Opinión
Por Ibsen Martínez
El País
La novela Gorky Park, del estadounidense Martin Cruz-Smith, sitúa en la antigua Unión Soviética las aventuras del investigador Arkady Renko. Para esclarecer unos asesinatos, Renko pide a un excéntrico antropólogo forense que reconstruya los rostros desollados de tres cadáveres que el deshielo ha dejado al descubierto en el Parque Gorki de Moscú.
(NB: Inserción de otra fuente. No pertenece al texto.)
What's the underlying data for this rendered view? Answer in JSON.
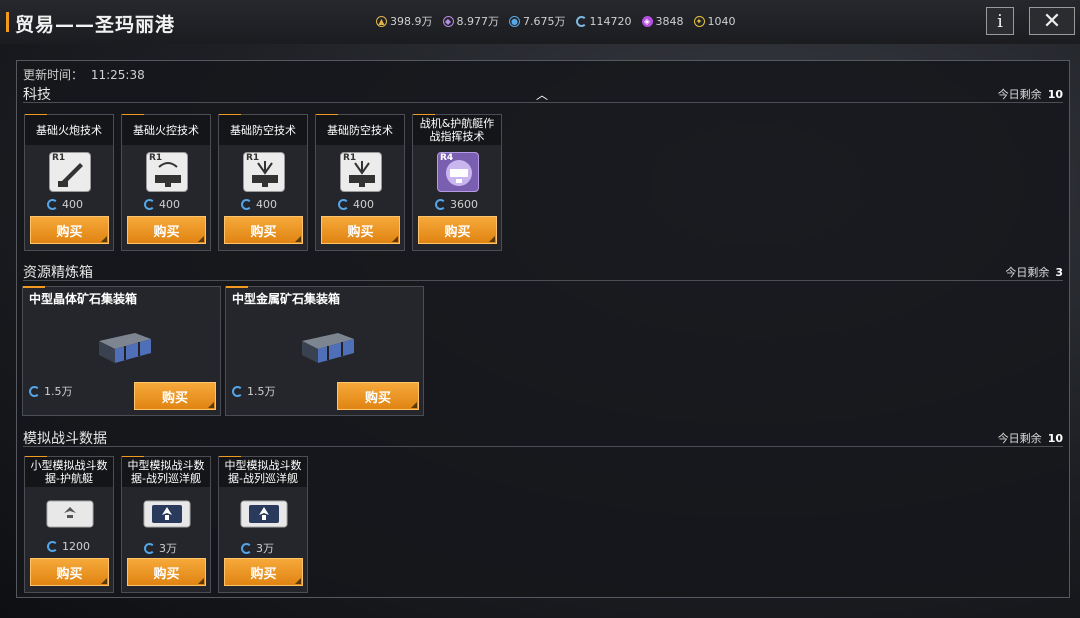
{
  "header": {
    "title": "贸易——圣玛丽港"
  },
  "resources": [
    {
      "icon": "gold-coin-icon",
      "value": "398.9万",
      "color": "#e0b24a"
    },
    {
      "icon": "crystal-icon",
      "value": "8.977万",
      "color": "#b58ce6"
    },
    {
      "icon": "deuterium-icon",
      "value": "7.675万",
      "color": "#5aa8e6"
    },
    {
      "icon": "refresh-currency-icon",
      "value": "114720",
      "color": "#7fb8e0"
    },
    {
      "icon": "purple-gem-icon",
      "value": "3848",
      "color": "#b44fe0"
    },
    {
      "icon": "medal-icon",
      "value": "1040",
      "color": "#e8c13a"
    }
  ],
  "panel": {
    "update_label": "更新时间：",
    "update_time": "11:25:38"
  },
  "sections": {
    "tech": {
      "title": "科技",
      "remain_label": "今日剩余",
      "remain_count": "10",
      "items": [
        {
          "name": "基础火炮技术",
          "rank": "R1",
          "icon": "artillery-tech-icon",
          "price": "400",
          "buy": "购买"
        },
        {
          "name": "基础火控技术",
          "rank": "R1",
          "icon": "fire-control-tech-icon",
          "price": "400",
          "buy": "购买"
        },
        {
          "name": "基础防空技术",
          "rank": "R1",
          "icon": "anti-air-tech-icon",
          "price": "400",
          "buy": "购买"
        },
        {
          "name": "基础防空技术",
          "rank": "R1",
          "icon": "anti-air-tech-icon",
          "price": "400",
          "buy": "购买"
        },
        {
          "name": "战机&护航艇作战指挥技术",
          "rank": "R4",
          "icon": "fighter-command-tech-icon",
          "price": "3600",
          "buy": "购买"
        }
      ]
    },
    "boxes": {
      "title": "资源精炼箱",
      "remain_label": "今日剩余",
      "remain_count": "3",
      "items": [
        {
          "name": "中型晶体矿石集装箱",
          "icon": "container-box-icon",
          "price": "1.5万",
          "buy": "购买"
        },
        {
          "name": "中型金属矿石集装箱",
          "icon": "container-box-icon",
          "price": "1.5万",
          "buy": "购买"
        }
      ]
    },
    "sim": {
      "title": "模拟战斗数据",
      "remain_label": "今日剩余",
      "remain_count": "10",
      "items": [
        {
          "name": "小型模拟战斗数据-护航艇",
          "icon": "sim-data-card-icon",
          "price": "1200",
          "buy": "购买"
        },
        {
          "name": "中型模拟战斗数据-战列巡洋舰",
          "icon": "sim-data-card-icon",
          "price": "3万",
          "buy": "购买"
        },
        {
          "name": "中型模拟战斗数据-战列巡洋舰",
          "icon": "sim-data-card-icon",
          "price": "3万",
          "buy": "购买"
        }
      ]
    }
  }
}
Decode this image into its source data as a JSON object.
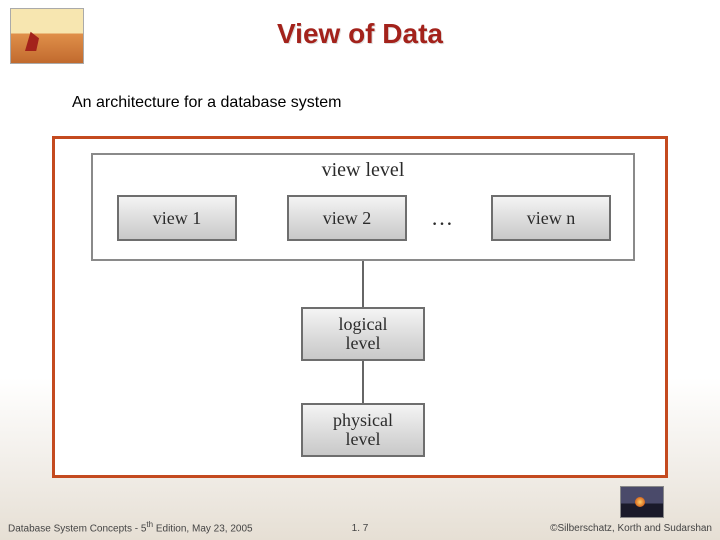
{
  "title": "View of Data",
  "subtitle": "An architecture for a database system",
  "diagram": {
    "view_level_label": "view level",
    "views": {
      "v1": "view 1",
      "v2": "view 2",
      "vn": "view n",
      "ellipsis": "…"
    },
    "logical": "logical\nlevel",
    "physical": "physical\nlevel"
  },
  "footer": {
    "left_prefix": "Database System Concepts - 5",
    "left_sup": "th",
    "left_suffix": " Edition, May 23, 2005",
    "center": "1. 7",
    "right": "©Silberschatz, Korth and Sudarshan"
  }
}
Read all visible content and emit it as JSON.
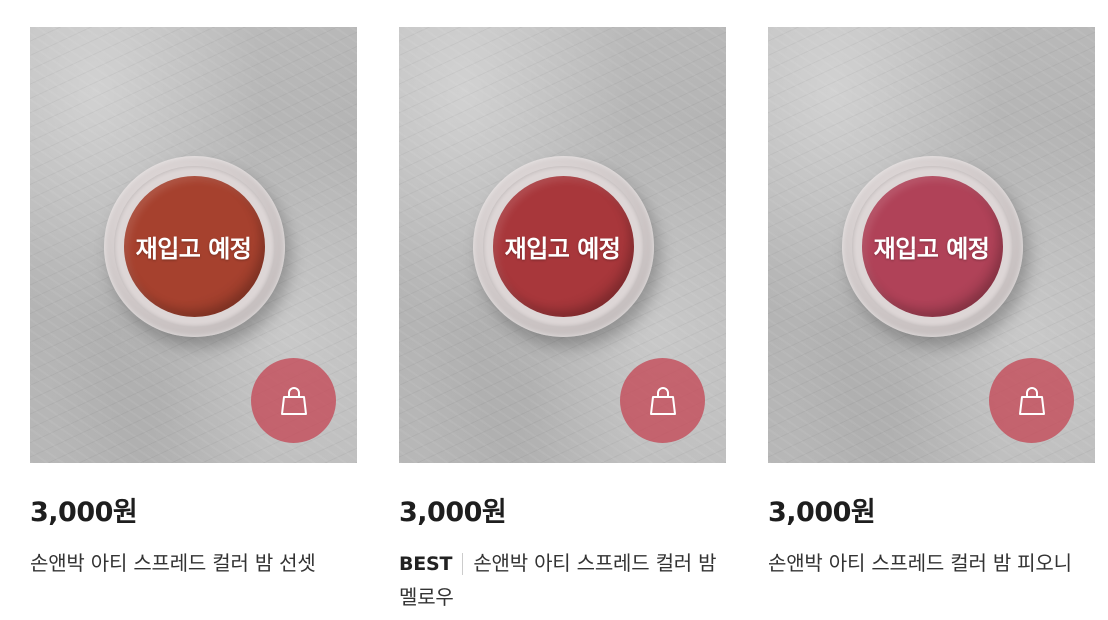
{
  "products": [
    {
      "overlay": "재입고 예정",
      "price": "3,000원",
      "badge": "",
      "name": "손앤박 아티 스프레드 컬러 밤 선셋",
      "balm_color": "#a6412e",
      "cart_icon": "shopping-bag-icon"
    },
    {
      "overlay": "재입고 예정",
      "price": "3,000원",
      "badge": "BEST",
      "name": "손앤박 아티 스프레드 컬러 밤 멜로우",
      "balm_color": "#a8373b",
      "cart_icon": "shopping-bag-icon"
    },
    {
      "overlay": "재입고 예정",
      "price": "3,000원",
      "badge": "",
      "name": "손앤박 아티 스프레드 컬러 밤 피오니",
      "balm_color": "#b04258",
      "cart_icon": "shopping-bag-icon"
    }
  ],
  "colors": {
    "cart_button": "#c44856",
    "overlay_text": "#ffffff"
  }
}
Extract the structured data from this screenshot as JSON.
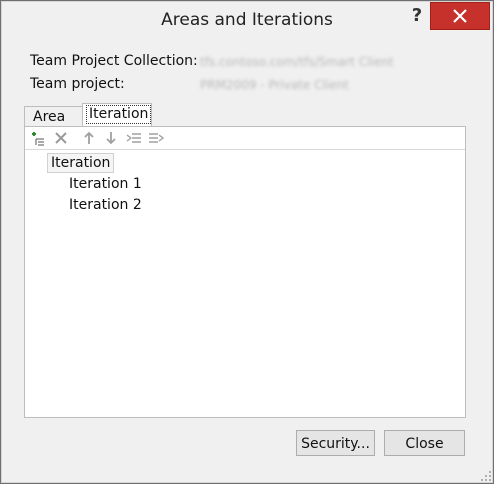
{
  "window": {
    "title": "Areas and Iterations",
    "help_label": "?"
  },
  "info": {
    "collection_label": "Team Project Collection:",
    "collection_value": "tfs.contoso.com/tfs/Smart Client",
    "project_label": "Team project:",
    "project_value": "PRM2009 - Private Client"
  },
  "tabs": [
    {
      "label": "Area",
      "selected": false
    },
    {
      "label": "Iteration",
      "selected": true
    }
  ],
  "toolbar": {
    "icons": [
      "add-node-icon",
      "delete-icon",
      "move-up-icon",
      "move-down-icon",
      "outdent-icon",
      "indent-icon"
    ]
  },
  "tree": {
    "root": "Iteration",
    "children": [
      "Iteration 1",
      "Iteration 2"
    ]
  },
  "buttons": {
    "security": "Security...",
    "close": "Close"
  },
  "colors": {
    "close_button": "#c7312b",
    "window_bg": "#f0f0f0",
    "panel_bg": "#ffffff"
  }
}
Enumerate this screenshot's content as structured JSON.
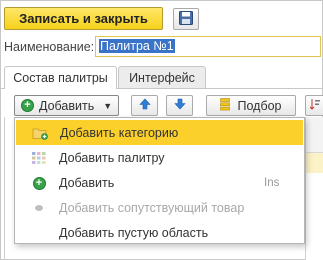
{
  "toolbar": {
    "save_close_label": "Записать и закрыть",
    "save_icon": "floppy-disk-icon"
  },
  "name_field": {
    "label": "Наименование:",
    "value": "Палитра №1"
  },
  "tabs": [
    {
      "label": "Состав палитры",
      "active": true
    },
    {
      "label": "Интерфейс",
      "active": false
    }
  ],
  "list_toolbar": {
    "add_label": "Добавить",
    "add_icon": "green-plus-circle-icon",
    "up_icon": "arrow-up-icon",
    "down_icon": "arrow-down-icon",
    "pick_label": "Подбор",
    "pick_icon": "stack-icon"
  },
  "add_menu": {
    "items": [
      {
        "label": "Добавить категорию",
        "icon": "folder-add-icon",
        "shortcut": "",
        "highlighted": true,
        "disabled": false
      },
      {
        "label": "Добавить палитру",
        "icon": "palette-grid-icon",
        "shortcut": "",
        "highlighted": false,
        "disabled": false
      },
      {
        "label": "Добавить",
        "icon": "green-plus-circle-icon",
        "shortcut": "Ins",
        "highlighted": false,
        "disabled": false
      },
      {
        "label": "Добавить сопутствующий товар",
        "icon": "gray-dot-icon",
        "shortcut": "",
        "highlighted": false,
        "disabled": true
      },
      {
        "label": "Добавить пустую область",
        "icon": "",
        "shortcut": "",
        "highlighted": false,
        "disabled": false
      }
    ]
  },
  "colors": {
    "primary_button": "#f5d21b",
    "highlight": "#fbd02a",
    "selection": "#3a74c8",
    "accent_blue": "#2f7fd6",
    "green": "#37a349"
  }
}
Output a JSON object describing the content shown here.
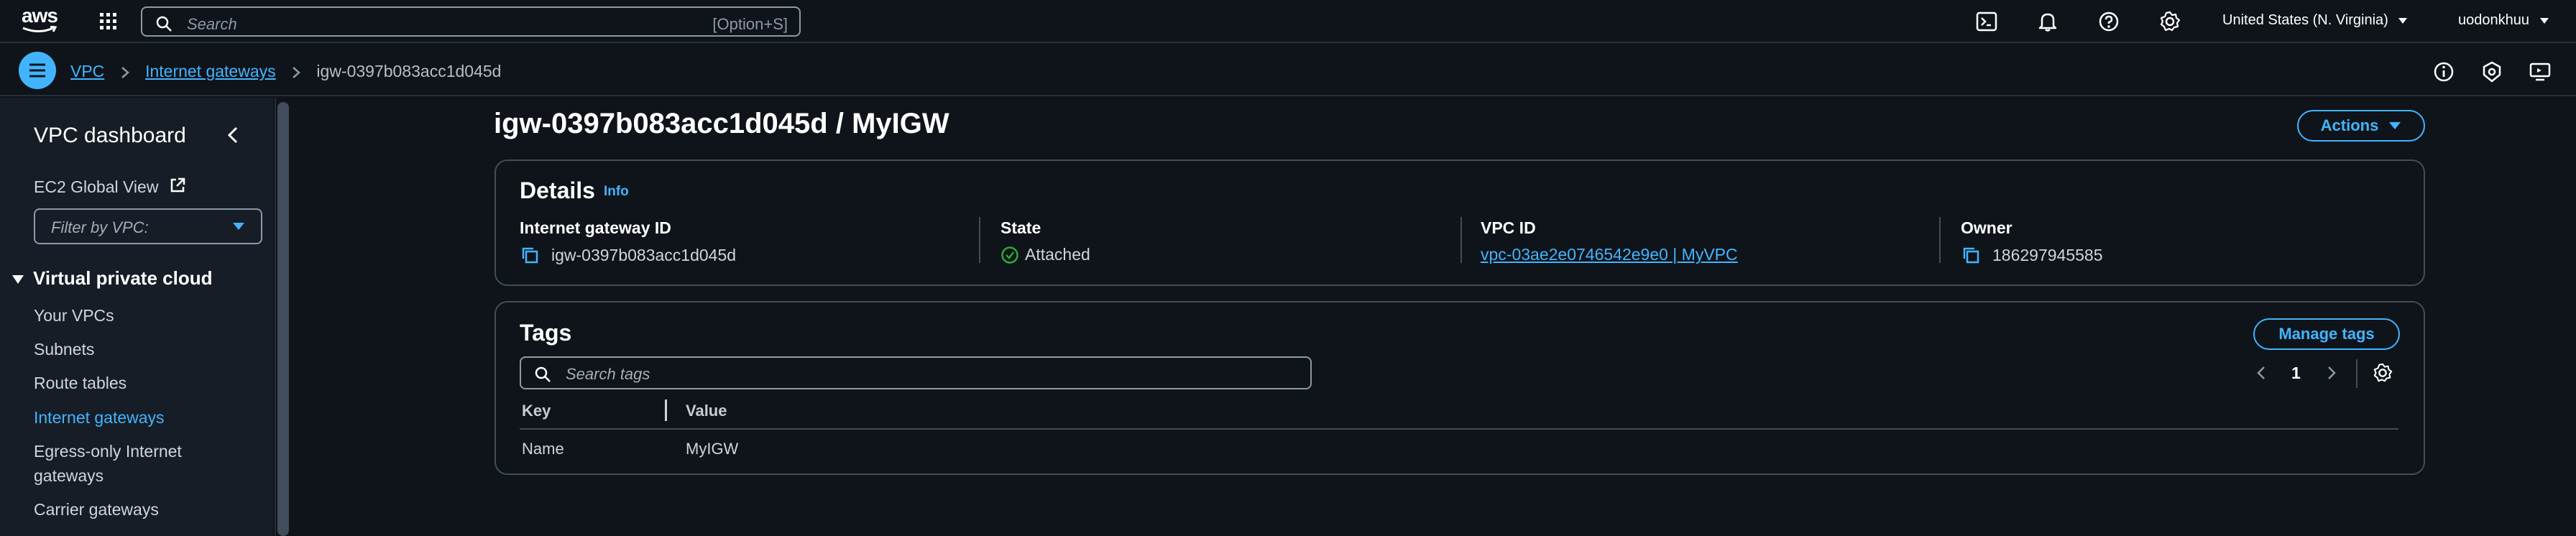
{
  "topbar": {
    "logo_text": "aws",
    "search_placeholder": "Search",
    "search_shortcut": "[Option+S]",
    "region": "United States (N. Virginia)",
    "user": "uodonkhuu",
    "icons": [
      "grid-icon",
      "cloudshell-icon",
      "bell-icon",
      "help-icon",
      "settings-icon"
    ]
  },
  "breadcrumb": {
    "items": [
      "VPC",
      "Internet gateways"
    ],
    "current": "igw-0397b083acc1d045d",
    "icons": [
      "info-circle-icon",
      "shield-icon",
      "display-icon"
    ]
  },
  "sidebar": {
    "title": "VPC dashboard",
    "ec2_global_view": "EC2 Global View",
    "filter_placeholder": "Filter by VPC:",
    "section": "Virtual private cloud",
    "items": [
      "Your VPCs",
      "Subnets",
      "Route tables",
      "Internet gateways",
      "Egress-only Internet",
      "gateways",
      "Carrier gateways"
    ],
    "active_item": "Internet gateways"
  },
  "main": {
    "title": "igw-0397b083acc1d045d / MyIGW",
    "actions_label": "Actions"
  },
  "details": {
    "title": "Details",
    "info": "Info",
    "fields": [
      {
        "label": "Internet gateway ID",
        "value": "igw-0397b083acc1d045d"
      },
      {
        "label": "State",
        "value": "Attached"
      },
      {
        "label": "VPC ID",
        "value": "vpc-03ae2e0746542e9e0 | MyVPC"
      },
      {
        "label": "Owner",
        "value": "186297945585"
      }
    ]
  },
  "tags": {
    "title": "Tags",
    "manage_label": "Manage tags",
    "search_placeholder": "Search tags",
    "page": "1",
    "columns": [
      "Key",
      "Value"
    ],
    "rows": [
      {
        "key": "Name",
        "value": "MyIGW"
      }
    ]
  },
  "colors": {
    "accent": "#42b4ff",
    "success": "#29ad32",
    "background": "#0f141a",
    "sidebar": "#161d26",
    "border": "#414d5c"
  }
}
Hugo Chávez halló su Gerásimov en Philippe Froesch,
artista francoalemán que se dedica a reconstruir el rostro de figuras
históricas. En entrevista concedida por Froesch a la periodista venezolana
Valentina Lárez y publicada en El Tiempo de Bogotá, en 2012,
Froesch narra haber sido contratado por Chávez para obtener, con tecnología
digna de la serie CSI: Cyber el “verdadero rostro” de Simón Bolívar, a partir
de tomografías de su osamenta.
Un vídeo, disponible en Youtube, registra la
exhumación de los restos del Libertador, requeridos por Froesch para su
trabajo. Es un grotesco documento de la demencial necrofilia que anima el culto
a la personalidad de Chávez. Un equipo de patólogos forenses, embutidos en
trajes blancos que evocan a los astronautas de 2001. Odisea en el espacio, de
Stanley Kubrick, abren un sarcófago y exponen el esqueleto de Bolívar, quien
murió en 1830 y yacía en el Panteón Nacional desde 1876. La banda sonora de
esta operación encaminada al análisis de ADN y la imagenología es el himno
nacional de Venezuela. Chávez mostró, muy ufano, el tétrico videoclip en su
programa Aló, presidente.
El propósito de Chávez era verificar que los restos
exhumados fuesen, en verdad, los de Bolívar y, de ser así, corroborar o
invalidar la hipótesis de que el Padre de la Patria no murió tuberculoso, como
me enseñaron en la escuela, sino que fue envenenado. El autor intelectual del
magnicidio habría sido el prócer independentista neogranadino Francisco de
Paula Santander, rival vitalicio de Bolívar y, según Chávez, diabólica
prefiguración de Álvaro Uribe Vélez.
El espectrógrafo de masas, sin embargo, no mostró
trazas de arsénico. La hagiografía chavista sugiere, además, que Bolívar pudo
ser hijo de una esclava negra y por eso, de grande, se convirtió en un
abolicionista muy chévere.
Bolívar fue, nadie lo duda, aristócrata y rico: un
gran cacao, un blanco criollo descendiente directo de vascos llegados a
Venezuela en el s. XVII. En 1825, posó en Lima para el retratista Gil de
Castro, y dictaminó que el resultado era “de la mayor exactitud”. En ese
retrato, las peninsulares facciones del Héroe son el cruce perfecto entre un
José María Aznar, narigudo, con bigotazo, y un Imanol Arias chaparrito y de
incipiente calva.
Sorprendentemente, el Bolívar de Froesch muestra
pronunciados arcos superciliares y labios gruesos, afroantillanos: un Bolívar
zambo, palabra esta que, me apresuro a decir, no entraña desdén de castas ni
racismo. Designa, llanamente, al mestizo de negro e indio que somos casi todos
en Venezuela.
El retrato “oficial” de Bolívar que Henry Ramos Allup,
nuevo presidente de la Asamblea Nacional, ha desalojado del Capitolio para
indignación de Maduro guarda tan protochavista parecido con Chávez que solo se
echa de menos la verruga en la frente.
¿Cómo era el rostro de Bolívar? No lo sé. Y a los
venezolanos que hoy hacen fila para comprar comida y medicamentos inexistentes,
o retirar de la morgue el cadáver de un ser querido, asesinado por el hampa,
tampoco parece importarles un carajo.